箫蓉中了嗜血之毒,所以箫云才需要一年两颗的兰海血珠。
箫蓉抬起左手握住她搀在自己臂间的手,笑道,“你甭理我哥,他就那臭脾气,偏还学那一身功夫,便从此目中无人了。”箫蓉轻笑一声,“也就十一能降他。”
想起洛十一总“云云、云云”的拿他来打趣,凤翎亦不觉莞尔。
“阿蓉!”箫云不满的唤了她一声,“外人面前。”
箫蓉抬手挥挥,“知道啦,知道啦!我不说。”这边却又凑在凤翎的耳边,小声道,“我哥常常给十一取笑,对吧?你也见着过?那个十一,从来没个正经,不过……”
箫蓉没有再说。
凤翎微微蹙了蹙眉。
箫蓉的感觉好奇怪。
身体病弱得似乎下一刻就要倒下,而那双狭长、因为瘦弱显得有些空洞的眼睛却似乎洞尽一切,疲弱的笑容亦是无比的清澈通透。
这种感觉,似曾相识。
“哥,你也去四处走走,不用守着我。”
“我没事。”箫云闷声答道。
箫蓉笑,“哥,我要和阿凤说些体己话儿,你守在边上多不方便?放心,有阿凤在,我出不了事儿。”
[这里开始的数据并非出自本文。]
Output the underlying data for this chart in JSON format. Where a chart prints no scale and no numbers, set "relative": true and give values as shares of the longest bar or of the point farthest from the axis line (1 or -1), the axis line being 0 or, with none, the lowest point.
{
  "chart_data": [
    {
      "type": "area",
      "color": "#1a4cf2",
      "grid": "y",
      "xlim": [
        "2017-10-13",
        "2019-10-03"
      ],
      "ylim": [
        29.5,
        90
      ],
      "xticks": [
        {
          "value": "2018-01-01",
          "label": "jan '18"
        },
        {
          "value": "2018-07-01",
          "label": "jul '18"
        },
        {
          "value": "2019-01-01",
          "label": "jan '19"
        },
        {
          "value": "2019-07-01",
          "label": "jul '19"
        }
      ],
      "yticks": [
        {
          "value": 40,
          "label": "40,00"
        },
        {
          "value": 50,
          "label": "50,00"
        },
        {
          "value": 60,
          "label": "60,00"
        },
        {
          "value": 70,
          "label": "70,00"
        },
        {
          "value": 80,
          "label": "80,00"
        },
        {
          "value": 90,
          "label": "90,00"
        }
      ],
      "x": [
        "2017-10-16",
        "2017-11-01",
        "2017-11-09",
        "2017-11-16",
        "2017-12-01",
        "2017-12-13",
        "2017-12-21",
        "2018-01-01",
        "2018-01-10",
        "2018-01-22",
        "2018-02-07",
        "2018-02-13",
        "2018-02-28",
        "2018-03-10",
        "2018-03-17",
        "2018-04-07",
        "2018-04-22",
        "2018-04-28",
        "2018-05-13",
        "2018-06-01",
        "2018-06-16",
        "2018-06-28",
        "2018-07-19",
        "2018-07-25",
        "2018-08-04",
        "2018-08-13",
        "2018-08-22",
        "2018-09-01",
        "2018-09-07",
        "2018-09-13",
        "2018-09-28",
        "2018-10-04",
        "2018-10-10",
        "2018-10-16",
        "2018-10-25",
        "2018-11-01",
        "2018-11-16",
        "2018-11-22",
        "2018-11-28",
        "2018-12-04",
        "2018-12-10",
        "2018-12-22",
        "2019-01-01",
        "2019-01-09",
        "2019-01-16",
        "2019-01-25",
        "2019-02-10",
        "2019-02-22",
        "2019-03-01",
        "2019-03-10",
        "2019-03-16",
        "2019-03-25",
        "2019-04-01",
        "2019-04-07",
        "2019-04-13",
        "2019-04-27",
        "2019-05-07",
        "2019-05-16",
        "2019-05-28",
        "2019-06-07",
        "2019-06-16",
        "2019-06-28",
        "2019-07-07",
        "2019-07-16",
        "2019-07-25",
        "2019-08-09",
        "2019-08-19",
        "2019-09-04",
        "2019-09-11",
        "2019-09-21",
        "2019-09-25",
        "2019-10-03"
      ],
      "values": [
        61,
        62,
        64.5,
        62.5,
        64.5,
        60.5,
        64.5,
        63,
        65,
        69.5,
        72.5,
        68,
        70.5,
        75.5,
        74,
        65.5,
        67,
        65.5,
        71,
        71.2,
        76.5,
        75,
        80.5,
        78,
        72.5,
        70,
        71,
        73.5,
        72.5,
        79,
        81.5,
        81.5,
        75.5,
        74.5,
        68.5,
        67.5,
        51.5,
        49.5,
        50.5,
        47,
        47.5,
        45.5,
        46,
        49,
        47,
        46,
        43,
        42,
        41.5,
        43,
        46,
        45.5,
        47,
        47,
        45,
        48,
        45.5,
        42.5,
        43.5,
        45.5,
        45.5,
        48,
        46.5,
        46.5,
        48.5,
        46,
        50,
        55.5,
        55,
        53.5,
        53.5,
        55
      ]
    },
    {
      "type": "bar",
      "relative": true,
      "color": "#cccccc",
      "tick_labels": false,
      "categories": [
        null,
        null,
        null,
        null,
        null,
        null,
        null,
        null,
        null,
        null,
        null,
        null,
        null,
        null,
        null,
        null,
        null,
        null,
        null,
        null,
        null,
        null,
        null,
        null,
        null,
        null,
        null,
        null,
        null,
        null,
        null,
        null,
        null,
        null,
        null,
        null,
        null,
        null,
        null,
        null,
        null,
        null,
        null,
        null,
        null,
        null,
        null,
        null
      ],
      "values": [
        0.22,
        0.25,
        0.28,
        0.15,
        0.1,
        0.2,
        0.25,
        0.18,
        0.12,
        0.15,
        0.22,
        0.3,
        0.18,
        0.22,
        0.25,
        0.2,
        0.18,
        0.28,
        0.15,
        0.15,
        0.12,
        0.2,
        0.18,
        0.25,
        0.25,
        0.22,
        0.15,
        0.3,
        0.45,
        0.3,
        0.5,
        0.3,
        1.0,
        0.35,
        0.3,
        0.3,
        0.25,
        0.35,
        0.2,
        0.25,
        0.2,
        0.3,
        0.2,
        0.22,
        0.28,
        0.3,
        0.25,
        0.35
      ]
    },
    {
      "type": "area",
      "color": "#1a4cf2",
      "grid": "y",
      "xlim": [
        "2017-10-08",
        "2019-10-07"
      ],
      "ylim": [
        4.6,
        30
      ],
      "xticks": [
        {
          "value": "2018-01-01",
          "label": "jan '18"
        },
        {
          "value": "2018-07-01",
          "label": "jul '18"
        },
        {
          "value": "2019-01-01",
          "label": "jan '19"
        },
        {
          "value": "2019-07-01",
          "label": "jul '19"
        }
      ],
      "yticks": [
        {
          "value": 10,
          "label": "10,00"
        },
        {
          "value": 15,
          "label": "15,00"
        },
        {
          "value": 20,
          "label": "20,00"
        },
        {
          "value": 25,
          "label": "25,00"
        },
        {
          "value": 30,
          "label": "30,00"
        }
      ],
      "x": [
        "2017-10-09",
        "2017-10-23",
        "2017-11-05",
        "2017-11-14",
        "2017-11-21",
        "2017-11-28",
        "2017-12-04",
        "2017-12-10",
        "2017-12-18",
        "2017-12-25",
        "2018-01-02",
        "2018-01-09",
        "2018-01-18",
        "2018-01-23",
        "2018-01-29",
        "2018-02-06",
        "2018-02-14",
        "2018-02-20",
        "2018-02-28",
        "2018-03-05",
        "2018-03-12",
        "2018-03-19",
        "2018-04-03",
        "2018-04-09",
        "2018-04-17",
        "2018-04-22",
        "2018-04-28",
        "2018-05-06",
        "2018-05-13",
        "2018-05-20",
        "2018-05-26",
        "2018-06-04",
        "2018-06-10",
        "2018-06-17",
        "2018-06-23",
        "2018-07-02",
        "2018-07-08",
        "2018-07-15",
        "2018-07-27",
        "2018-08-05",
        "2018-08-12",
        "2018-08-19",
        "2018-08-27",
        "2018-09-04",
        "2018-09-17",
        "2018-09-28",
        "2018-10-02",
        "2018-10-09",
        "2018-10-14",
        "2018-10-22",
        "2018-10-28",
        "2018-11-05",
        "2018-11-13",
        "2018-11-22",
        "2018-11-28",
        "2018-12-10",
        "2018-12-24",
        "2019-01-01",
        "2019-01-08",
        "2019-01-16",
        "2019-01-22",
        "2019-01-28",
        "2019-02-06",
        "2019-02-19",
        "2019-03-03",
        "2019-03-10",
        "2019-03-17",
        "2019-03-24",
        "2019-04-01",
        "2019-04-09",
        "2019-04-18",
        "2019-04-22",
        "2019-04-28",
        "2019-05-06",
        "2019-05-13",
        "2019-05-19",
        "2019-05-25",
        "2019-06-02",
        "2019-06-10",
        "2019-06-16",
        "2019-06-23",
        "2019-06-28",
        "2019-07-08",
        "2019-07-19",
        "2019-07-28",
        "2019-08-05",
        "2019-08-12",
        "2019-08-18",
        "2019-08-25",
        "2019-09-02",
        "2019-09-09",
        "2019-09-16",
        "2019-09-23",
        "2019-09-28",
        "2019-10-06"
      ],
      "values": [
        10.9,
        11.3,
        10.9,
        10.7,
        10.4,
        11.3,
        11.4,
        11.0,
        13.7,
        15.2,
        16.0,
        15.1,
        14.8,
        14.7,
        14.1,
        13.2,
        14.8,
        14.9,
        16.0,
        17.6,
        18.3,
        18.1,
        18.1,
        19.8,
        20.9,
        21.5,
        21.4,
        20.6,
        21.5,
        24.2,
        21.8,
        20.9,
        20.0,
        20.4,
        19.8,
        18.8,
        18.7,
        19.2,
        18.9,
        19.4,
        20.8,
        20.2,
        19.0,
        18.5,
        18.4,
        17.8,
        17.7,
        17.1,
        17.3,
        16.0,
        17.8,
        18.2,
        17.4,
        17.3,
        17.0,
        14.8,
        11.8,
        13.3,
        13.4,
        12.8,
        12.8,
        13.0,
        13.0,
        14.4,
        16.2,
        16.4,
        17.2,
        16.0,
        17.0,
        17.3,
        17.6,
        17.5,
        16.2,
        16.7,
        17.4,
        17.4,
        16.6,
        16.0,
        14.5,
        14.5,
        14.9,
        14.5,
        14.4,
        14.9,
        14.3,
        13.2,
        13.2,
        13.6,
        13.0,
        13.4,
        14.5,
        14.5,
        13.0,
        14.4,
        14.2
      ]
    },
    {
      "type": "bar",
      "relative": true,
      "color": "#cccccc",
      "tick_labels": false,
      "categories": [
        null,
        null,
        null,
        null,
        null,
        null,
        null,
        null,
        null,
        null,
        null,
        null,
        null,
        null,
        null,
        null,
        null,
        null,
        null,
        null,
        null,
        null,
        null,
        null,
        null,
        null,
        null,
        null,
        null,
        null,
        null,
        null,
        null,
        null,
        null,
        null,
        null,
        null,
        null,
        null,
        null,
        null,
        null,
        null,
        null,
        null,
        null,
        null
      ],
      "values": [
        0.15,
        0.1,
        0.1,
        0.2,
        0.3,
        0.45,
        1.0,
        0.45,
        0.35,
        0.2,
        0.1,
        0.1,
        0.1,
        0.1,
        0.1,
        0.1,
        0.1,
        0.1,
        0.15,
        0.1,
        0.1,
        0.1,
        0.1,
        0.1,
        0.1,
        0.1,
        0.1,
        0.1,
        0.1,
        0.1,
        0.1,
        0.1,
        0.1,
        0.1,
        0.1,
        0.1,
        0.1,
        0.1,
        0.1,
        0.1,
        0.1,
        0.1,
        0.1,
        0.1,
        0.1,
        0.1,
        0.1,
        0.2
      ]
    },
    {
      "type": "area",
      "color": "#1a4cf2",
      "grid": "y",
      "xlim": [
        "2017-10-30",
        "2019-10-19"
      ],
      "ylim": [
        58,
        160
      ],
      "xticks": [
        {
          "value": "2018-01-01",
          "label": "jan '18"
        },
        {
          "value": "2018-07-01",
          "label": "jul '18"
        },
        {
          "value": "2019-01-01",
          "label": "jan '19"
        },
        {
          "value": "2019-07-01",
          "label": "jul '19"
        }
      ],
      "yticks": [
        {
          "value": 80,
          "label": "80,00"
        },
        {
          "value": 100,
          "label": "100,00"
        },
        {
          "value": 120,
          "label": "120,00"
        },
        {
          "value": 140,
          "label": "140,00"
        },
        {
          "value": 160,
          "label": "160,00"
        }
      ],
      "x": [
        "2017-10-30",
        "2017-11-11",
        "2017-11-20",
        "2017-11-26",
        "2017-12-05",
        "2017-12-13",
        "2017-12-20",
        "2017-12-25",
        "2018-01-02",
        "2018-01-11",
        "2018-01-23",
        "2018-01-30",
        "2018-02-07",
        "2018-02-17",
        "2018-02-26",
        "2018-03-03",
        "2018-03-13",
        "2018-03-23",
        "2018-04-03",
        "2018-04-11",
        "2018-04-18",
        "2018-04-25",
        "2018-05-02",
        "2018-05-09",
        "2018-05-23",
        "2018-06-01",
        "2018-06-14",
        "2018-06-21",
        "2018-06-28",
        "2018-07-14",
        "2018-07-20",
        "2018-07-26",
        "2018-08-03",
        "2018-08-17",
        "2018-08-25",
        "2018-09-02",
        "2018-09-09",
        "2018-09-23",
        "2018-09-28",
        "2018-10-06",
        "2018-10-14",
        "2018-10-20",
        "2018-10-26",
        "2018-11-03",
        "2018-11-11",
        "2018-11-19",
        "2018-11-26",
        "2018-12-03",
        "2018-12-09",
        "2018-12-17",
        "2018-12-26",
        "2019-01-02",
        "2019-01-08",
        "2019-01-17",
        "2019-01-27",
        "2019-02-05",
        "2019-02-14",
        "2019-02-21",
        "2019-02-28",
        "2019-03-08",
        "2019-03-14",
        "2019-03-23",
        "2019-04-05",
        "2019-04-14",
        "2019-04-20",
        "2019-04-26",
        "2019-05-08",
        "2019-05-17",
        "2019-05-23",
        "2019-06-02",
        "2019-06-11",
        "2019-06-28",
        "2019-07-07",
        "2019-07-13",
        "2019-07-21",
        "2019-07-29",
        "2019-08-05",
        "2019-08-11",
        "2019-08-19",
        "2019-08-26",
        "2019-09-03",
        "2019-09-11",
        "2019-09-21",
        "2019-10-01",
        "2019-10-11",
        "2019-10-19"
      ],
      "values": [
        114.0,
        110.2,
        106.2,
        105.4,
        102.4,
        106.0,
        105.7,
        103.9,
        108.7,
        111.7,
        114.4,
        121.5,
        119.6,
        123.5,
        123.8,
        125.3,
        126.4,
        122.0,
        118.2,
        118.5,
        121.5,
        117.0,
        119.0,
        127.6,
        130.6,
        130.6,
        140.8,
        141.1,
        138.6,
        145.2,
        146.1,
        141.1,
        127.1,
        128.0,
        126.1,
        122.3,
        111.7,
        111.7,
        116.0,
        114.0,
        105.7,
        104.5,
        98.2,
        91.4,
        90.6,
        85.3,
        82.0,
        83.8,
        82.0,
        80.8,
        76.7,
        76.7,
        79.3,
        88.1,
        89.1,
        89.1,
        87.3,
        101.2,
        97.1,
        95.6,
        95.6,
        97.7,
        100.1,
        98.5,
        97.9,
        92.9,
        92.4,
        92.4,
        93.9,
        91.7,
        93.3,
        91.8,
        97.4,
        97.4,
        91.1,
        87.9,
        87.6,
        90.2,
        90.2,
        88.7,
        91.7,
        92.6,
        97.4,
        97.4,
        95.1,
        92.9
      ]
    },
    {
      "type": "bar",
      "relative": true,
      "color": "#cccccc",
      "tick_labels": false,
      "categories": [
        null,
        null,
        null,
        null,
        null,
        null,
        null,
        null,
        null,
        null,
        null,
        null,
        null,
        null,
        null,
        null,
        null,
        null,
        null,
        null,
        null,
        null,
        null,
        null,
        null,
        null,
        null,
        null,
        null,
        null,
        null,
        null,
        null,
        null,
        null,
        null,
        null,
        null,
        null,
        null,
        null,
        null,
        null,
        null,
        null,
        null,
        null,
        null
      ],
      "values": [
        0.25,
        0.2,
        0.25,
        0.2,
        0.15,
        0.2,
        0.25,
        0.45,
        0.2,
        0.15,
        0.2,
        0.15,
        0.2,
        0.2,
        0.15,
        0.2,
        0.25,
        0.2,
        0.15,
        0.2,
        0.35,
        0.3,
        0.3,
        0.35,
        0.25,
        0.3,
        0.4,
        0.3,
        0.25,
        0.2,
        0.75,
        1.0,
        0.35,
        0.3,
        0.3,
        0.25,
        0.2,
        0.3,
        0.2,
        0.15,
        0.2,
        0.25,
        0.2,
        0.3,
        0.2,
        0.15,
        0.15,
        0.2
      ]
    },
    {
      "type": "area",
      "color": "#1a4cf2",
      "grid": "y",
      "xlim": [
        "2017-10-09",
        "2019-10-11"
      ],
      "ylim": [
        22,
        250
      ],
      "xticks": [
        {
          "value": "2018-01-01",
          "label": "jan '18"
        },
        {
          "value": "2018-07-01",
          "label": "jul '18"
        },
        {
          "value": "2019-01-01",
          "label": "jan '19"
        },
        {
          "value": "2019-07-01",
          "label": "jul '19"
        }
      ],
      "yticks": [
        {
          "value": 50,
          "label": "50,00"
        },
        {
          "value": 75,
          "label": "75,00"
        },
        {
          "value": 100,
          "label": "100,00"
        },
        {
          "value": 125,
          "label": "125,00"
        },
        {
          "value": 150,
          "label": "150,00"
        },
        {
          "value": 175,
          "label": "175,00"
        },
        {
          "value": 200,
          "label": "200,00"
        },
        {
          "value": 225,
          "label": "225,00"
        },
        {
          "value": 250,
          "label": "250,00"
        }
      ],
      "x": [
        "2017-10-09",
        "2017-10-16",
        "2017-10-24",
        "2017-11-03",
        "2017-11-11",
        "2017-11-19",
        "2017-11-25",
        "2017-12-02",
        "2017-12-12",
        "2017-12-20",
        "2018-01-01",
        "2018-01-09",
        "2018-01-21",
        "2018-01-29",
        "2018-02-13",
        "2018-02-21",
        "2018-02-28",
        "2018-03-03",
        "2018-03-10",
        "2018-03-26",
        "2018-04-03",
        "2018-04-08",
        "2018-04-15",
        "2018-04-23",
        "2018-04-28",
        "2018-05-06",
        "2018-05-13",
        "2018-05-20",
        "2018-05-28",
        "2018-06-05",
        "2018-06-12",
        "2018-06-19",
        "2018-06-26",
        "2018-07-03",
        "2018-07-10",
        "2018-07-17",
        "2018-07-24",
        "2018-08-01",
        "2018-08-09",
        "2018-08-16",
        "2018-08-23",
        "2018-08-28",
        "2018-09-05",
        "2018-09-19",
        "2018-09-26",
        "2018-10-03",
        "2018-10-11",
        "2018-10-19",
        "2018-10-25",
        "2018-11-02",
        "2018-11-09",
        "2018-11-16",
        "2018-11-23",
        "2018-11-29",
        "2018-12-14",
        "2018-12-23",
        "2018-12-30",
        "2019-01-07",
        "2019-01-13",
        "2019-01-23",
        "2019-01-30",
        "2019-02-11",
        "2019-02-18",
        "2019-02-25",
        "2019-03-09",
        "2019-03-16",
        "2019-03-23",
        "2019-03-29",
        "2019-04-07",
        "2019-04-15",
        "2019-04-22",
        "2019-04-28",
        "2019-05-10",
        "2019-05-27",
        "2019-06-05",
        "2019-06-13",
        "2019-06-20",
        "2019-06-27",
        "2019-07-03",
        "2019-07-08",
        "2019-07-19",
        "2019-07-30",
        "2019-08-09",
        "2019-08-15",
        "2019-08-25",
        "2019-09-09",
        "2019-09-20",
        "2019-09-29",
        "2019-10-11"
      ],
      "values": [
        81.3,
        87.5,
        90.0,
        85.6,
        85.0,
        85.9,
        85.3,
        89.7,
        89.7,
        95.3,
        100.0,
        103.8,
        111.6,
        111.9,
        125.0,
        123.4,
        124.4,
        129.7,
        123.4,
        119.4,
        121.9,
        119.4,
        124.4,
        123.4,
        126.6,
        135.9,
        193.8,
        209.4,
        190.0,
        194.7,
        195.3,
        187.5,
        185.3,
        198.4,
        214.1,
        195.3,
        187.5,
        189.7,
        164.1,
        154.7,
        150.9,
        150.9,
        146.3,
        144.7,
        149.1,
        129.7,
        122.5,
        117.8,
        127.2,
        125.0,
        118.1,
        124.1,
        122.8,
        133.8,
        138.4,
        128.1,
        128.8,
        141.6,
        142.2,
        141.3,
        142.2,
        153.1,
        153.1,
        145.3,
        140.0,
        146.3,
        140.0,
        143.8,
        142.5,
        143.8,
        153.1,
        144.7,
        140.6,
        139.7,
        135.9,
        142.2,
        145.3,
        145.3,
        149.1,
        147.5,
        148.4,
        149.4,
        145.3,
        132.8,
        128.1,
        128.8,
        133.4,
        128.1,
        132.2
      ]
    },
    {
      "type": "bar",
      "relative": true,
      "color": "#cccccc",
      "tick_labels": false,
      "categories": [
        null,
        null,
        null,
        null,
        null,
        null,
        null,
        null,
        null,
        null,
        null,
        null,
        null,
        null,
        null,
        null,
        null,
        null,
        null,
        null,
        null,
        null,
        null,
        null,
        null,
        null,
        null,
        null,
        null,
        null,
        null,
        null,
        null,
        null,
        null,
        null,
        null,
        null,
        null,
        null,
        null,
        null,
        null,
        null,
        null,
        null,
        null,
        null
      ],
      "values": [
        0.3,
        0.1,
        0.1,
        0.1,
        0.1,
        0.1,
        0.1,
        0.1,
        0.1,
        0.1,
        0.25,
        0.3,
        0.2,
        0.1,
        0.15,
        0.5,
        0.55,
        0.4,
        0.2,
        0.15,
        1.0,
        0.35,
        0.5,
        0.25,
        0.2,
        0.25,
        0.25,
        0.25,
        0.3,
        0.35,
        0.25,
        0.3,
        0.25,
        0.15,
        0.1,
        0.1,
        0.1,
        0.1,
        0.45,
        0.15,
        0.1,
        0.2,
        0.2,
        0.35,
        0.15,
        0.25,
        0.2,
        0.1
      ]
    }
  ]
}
箫蓉似乎对她又是无比的信任,第一次见面,便把自己的安危交到她的手上。
箫蓉拍拍凤翎的手,“阿凤,咱们去那边琴室坐坐。”
“我陪你过去。”箫云柔声道。
对着箫蓉,箫云才能有这样的耐心和温柔。
箫蓉点头。
梅园一角建了一间二层高的石室,下埋大瓮,平日便做琴室之用。不过这个时候,大家都在赏梅,琴室空着,也比观梅亭里暖和许多。
琴室中有石凳石桌,箫蓉要坐,丫环便慌忙上前将手中的披风铺在石凳上,箫云伸手扶箫蓉坐下,又将另件披风披在她的肩头,小心翼翼的问,“走了许久,可还好?”
箫蓉仰脸笑道,“我没事,哥,你别光顾着我,也让阿凤坐。”
箫云立时直起身来,冲凤翎瞪目咬牙,最终还是往箫蓉身边一指,“坐。”
凤翎坐下,却并不说谢,也不看他,余光便见他紧了紧身侧的拳。
“哥,你去找找十一吧,我和阿凤在这儿说话。”
箫蓉打发走箫云,又将自己的丫头和跟在凤翎身边的琳琅都遣得远些,然后看着凤翎笑,似有话说。
“怎么了?箫姑娘?”凤翎问。
“我虚长你一岁,就唤我阿蓉吧?也亲切些。”箫蓉笑笑,转过脸去,眸光落在不远处的一棵白梅。
第一次见面,她如何知道自己的年纪?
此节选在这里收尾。